Dukungan Gereja (GMIT) membuat proses pendirian Monumen 65 berjalan tanpa hambatan berarti. Masyarakat pun melihat bahwa JPIT bekerja bukan terkait ideologi tertentu, melainkan kemanusiaan.
“Gereja berdiri bersama-sama seperti Allah berdiri bersama dengan kaum tertindas, yang terpinggirkan, yang terdiskriminasi dan distigmatisasi,” Pendeta Mery menegaskan.

Alhasil, proses pendirian dan pembangunan Monumen 65 dapat diselesaikan dalam kurun waktu setahun. Dana terkumpul Rp 90 juta hasil saweran tanpa bantuan pemerintah pusat maupun pemerintah daerah.
“Ini cara kami menjahit kembali dan menenun kembali simpul-simpul bangsa kita.
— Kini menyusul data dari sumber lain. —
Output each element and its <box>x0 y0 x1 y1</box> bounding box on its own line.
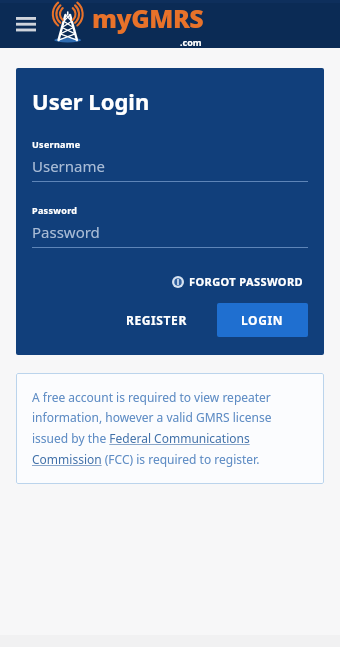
staticText: LOGIN <box>241 312 284 328</box>
staticText: Password <box>32 222 100 242</box>
staticText: FORGOT PASSWORD <box>189 274 304 289</box>
staticText: REGISTER <box>126 312 187 328</box>
button[interactable]: Open navigation menu <box>10 8 42 40</box>
staticText: .com <box>180 36 202 48</box>
staticText: myGMRS <box>92 1 204 35</box>
button[interactable]: REGISTER <box>110 303 203 337</box>
staticText: User Login <box>32 86 150 116</box>
button[interactable]: LOGIN <box>217 303 308 337</box>
staticText: Username <box>32 156 105 176</box>
staticText: A free account is required to view repea… <box>32 389 308 468</box>
button[interactable]: FORGOT PASSWORD <box>168 270 308 293</box>
staticText: Password <box>32 204 78 216</box>
button[interactable]: Username <box>32 138 308 182</box>
staticText: Username <box>32 138 81 150</box>
button[interactable]: Password <box>32 204 308 248</box>
button[interactable]: myGMRS home <box>48 1 204 48</box>
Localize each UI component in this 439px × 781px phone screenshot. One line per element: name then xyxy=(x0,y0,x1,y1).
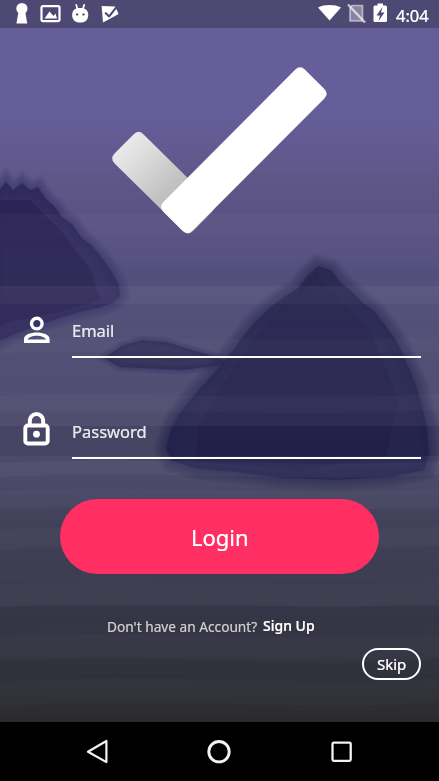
staticText: Password xyxy=(72,420,147,442)
button[interactable]: Email xyxy=(24,315,52,343)
staticText: Login xyxy=(191,522,249,552)
button[interactable]: Recents xyxy=(322,732,362,772)
button[interactable]: Don't have an Account? xyxy=(107,617,258,636)
staticText: Sign Up xyxy=(263,616,315,635)
staticText: Skip xyxy=(377,654,407,674)
button[interactable]: Back xyxy=(78,732,118,772)
button[interactable]: Home xyxy=(199,732,239,772)
button[interactable]: Password xyxy=(24,412,52,440)
staticText: Email xyxy=(72,319,115,341)
staticText: Don't have an Account? xyxy=(107,617,258,636)
button[interactable]: Sign Up xyxy=(263,616,315,635)
button[interactable]: Skip xyxy=(362,648,421,680)
button[interactable]: Login xyxy=(60,499,379,574)
staticText: 4:04 xyxy=(396,4,429,26)
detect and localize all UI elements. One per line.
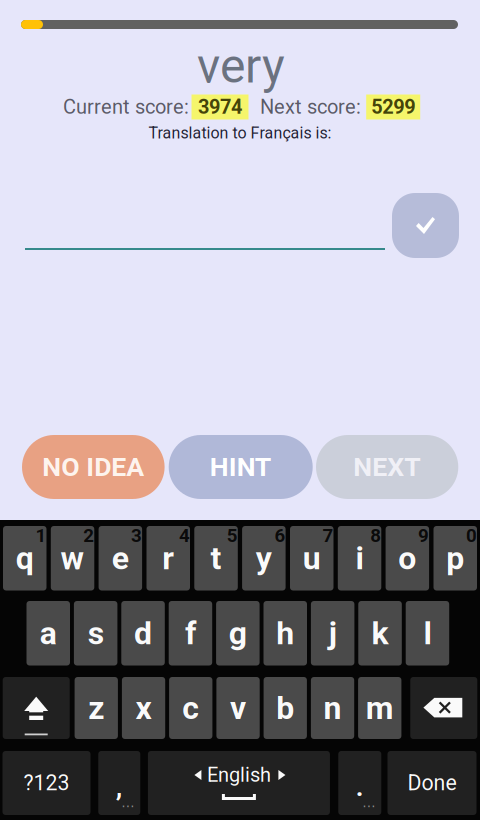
staticText: q bbox=[16, 540, 34, 577]
button[interactable]: ?123 bbox=[2, 751, 90, 815]
button[interactable]: x bbox=[122, 677, 165, 739]
staticText: v bbox=[230, 689, 246, 727]
staticText: u bbox=[303, 540, 321, 577]
button[interactable]: Delete bbox=[410, 677, 477, 739]
button[interactable]: j bbox=[311, 601, 354, 666]
button[interactable]: ⋯ bbox=[338, 751, 381, 815]
staticText: 1 bbox=[36, 525, 46, 546]
staticText: t bbox=[211, 540, 222, 577]
staticText: 9 bbox=[418, 525, 429, 546]
staticText: d bbox=[134, 614, 152, 652]
staticText: g bbox=[229, 614, 247, 652]
staticText: Next score: bbox=[260, 95, 361, 119]
staticText: o bbox=[398, 540, 416, 577]
staticText: Translation to Français is: bbox=[148, 124, 332, 142]
button[interactable]: s bbox=[74, 601, 117, 666]
staticText: s bbox=[88, 614, 104, 652]
button[interactable]: 3 bbox=[99, 526, 142, 590]
button[interactable]: n bbox=[311, 677, 354, 739]
staticText: 6 bbox=[275, 525, 286, 546]
button[interactable]: 6 bbox=[242, 526, 286, 590]
staticText: 8 bbox=[370, 525, 381, 546]
staticText: 5 bbox=[227, 525, 238, 546]
staticText: 2 bbox=[83, 525, 94, 546]
staticText: e bbox=[112, 540, 129, 577]
button[interactable]: ⋯ bbox=[98, 751, 140, 815]
staticText: . bbox=[356, 771, 364, 803]
staticText: i bbox=[356, 540, 364, 577]
button[interactable]: g bbox=[216, 601, 260, 666]
staticText: w bbox=[60, 540, 84, 577]
staticText: b bbox=[276, 689, 294, 727]
staticText: Current score: bbox=[63, 95, 189, 119]
button[interactable]: Done bbox=[388, 751, 476, 815]
staticText: z bbox=[88, 689, 104, 727]
button[interactable]: c bbox=[169, 677, 212, 739]
button[interactable]: z bbox=[75, 677, 118, 739]
staticText: a bbox=[40, 614, 57, 652]
staticText: NO IDEA bbox=[42, 451, 144, 483]
staticText: 3974 bbox=[198, 95, 242, 119]
staticText: ?123 bbox=[24, 770, 70, 796]
button[interactable]: 5 bbox=[194, 526, 238, 590]
staticText: l bbox=[423, 614, 431, 652]
button[interactable]: Shift bbox=[3, 677, 70, 739]
button[interactable]: 9 bbox=[386, 526, 429, 590]
staticText: NEXT bbox=[353, 451, 421, 483]
staticText: Done bbox=[408, 770, 456, 796]
button[interactable]: HINT bbox=[169, 435, 313, 499]
staticText: 4 bbox=[179, 525, 190, 546]
staticText: h bbox=[276, 614, 294, 652]
staticText: 5299 bbox=[371, 95, 415, 119]
staticText: HINT bbox=[210, 451, 272, 483]
button[interactable]: m bbox=[358, 677, 401, 739]
staticText: y bbox=[256, 540, 272, 577]
staticText: 0 bbox=[466, 525, 477, 546]
button[interactable]: Space bbox=[148, 751, 330, 815]
staticText: p bbox=[446, 540, 464, 577]
staticText: 3 bbox=[131, 525, 142, 546]
staticText: c bbox=[182, 689, 199, 727]
staticText: ⋯ bbox=[362, 798, 375, 814]
button[interactable]: 0 bbox=[434, 526, 477, 590]
button[interactable]: 2 bbox=[51, 526, 94, 590]
button[interactable]: 4 bbox=[146, 526, 190, 590]
staticText: j bbox=[329, 614, 337, 652]
button[interactable]: f bbox=[169, 601, 212, 666]
staticText: m bbox=[366, 689, 394, 727]
button[interactable]: 7 bbox=[290, 526, 334, 590]
staticText: r bbox=[162, 540, 174, 577]
button[interactable]: 8 bbox=[338, 526, 381, 590]
button[interactable]: h bbox=[264, 601, 307, 666]
button[interactable]: NO IDEA bbox=[22, 435, 165, 499]
button[interactable]: k bbox=[358, 601, 402, 666]
staticText: k bbox=[372, 614, 389, 652]
button[interactable]: b bbox=[264, 677, 307, 739]
button[interactable]: Check answer bbox=[392, 193, 459, 258]
staticText: n bbox=[324, 689, 342, 727]
staticText: very bbox=[197, 38, 285, 94]
staticText: , bbox=[116, 771, 123, 803]
staticText: English bbox=[207, 763, 271, 787]
staticText: f bbox=[185, 614, 196, 652]
staticText: 7 bbox=[322, 525, 334, 546]
button[interactable]: d bbox=[121, 601, 165, 666]
staticText: ⋯ bbox=[121, 798, 134, 814]
button[interactable]: 1 bbox=[3, 526, 46, 590]
staticText: x bbox=[136, 689, 152, 727]
button[interactable]: NEXT bbox=[316, 435, 458, 499]
button[interactable]: v bbox=[216, 677, 260, 739]
button[interactable]: l bbox=[406, 601, 449, 666]
button[interactable]: a bbox=[26, 601, 70, 666]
Dengan begitu kiranya generasi muda bisa belajar agar tidak terulang lagi,” ucap Pendeta Mery.
Saat KatongNTT ditemani Oma Lina dan Opa Lolak berkunjung ke Monumen 65 di TPU Oesao, Oma Lina bersemangat menapaki delapan anak tangga. Di bawah Monumen berukuran sekitar 4×4 meter itu terkubur 18 jasad korban, dua di antaranya perempuan, yang ditembak hingga tewas pada 8 Februari 1966 sekitar jam 12 malam Wita.
Sambil berjalan perlahan berkeliling monument, Oma Lina berpesan: “Tugu ini perlu pagar dan dikunci supaya tidak dirusak orang-orang atau dikotori orang.”
Oma Lina sempat mengingatkan seorang pria dewasa berkunjung ke Monumen karena menyebut PKI.
“Tidak boleh lagi bicara PKI. Katong minta supaya jangan lagi, supaya kami jangan ingat kembali. Kalau bicara PKI, pertanggungjawabkan, ceritakan bagaimana…,” ujar Oma Lina menegaskan. [*]
“Artikel ini merupakan kolaborasi liputan bersama Women’s Media Collabs, didukung oleh IMS-International Media Support dan European Union.”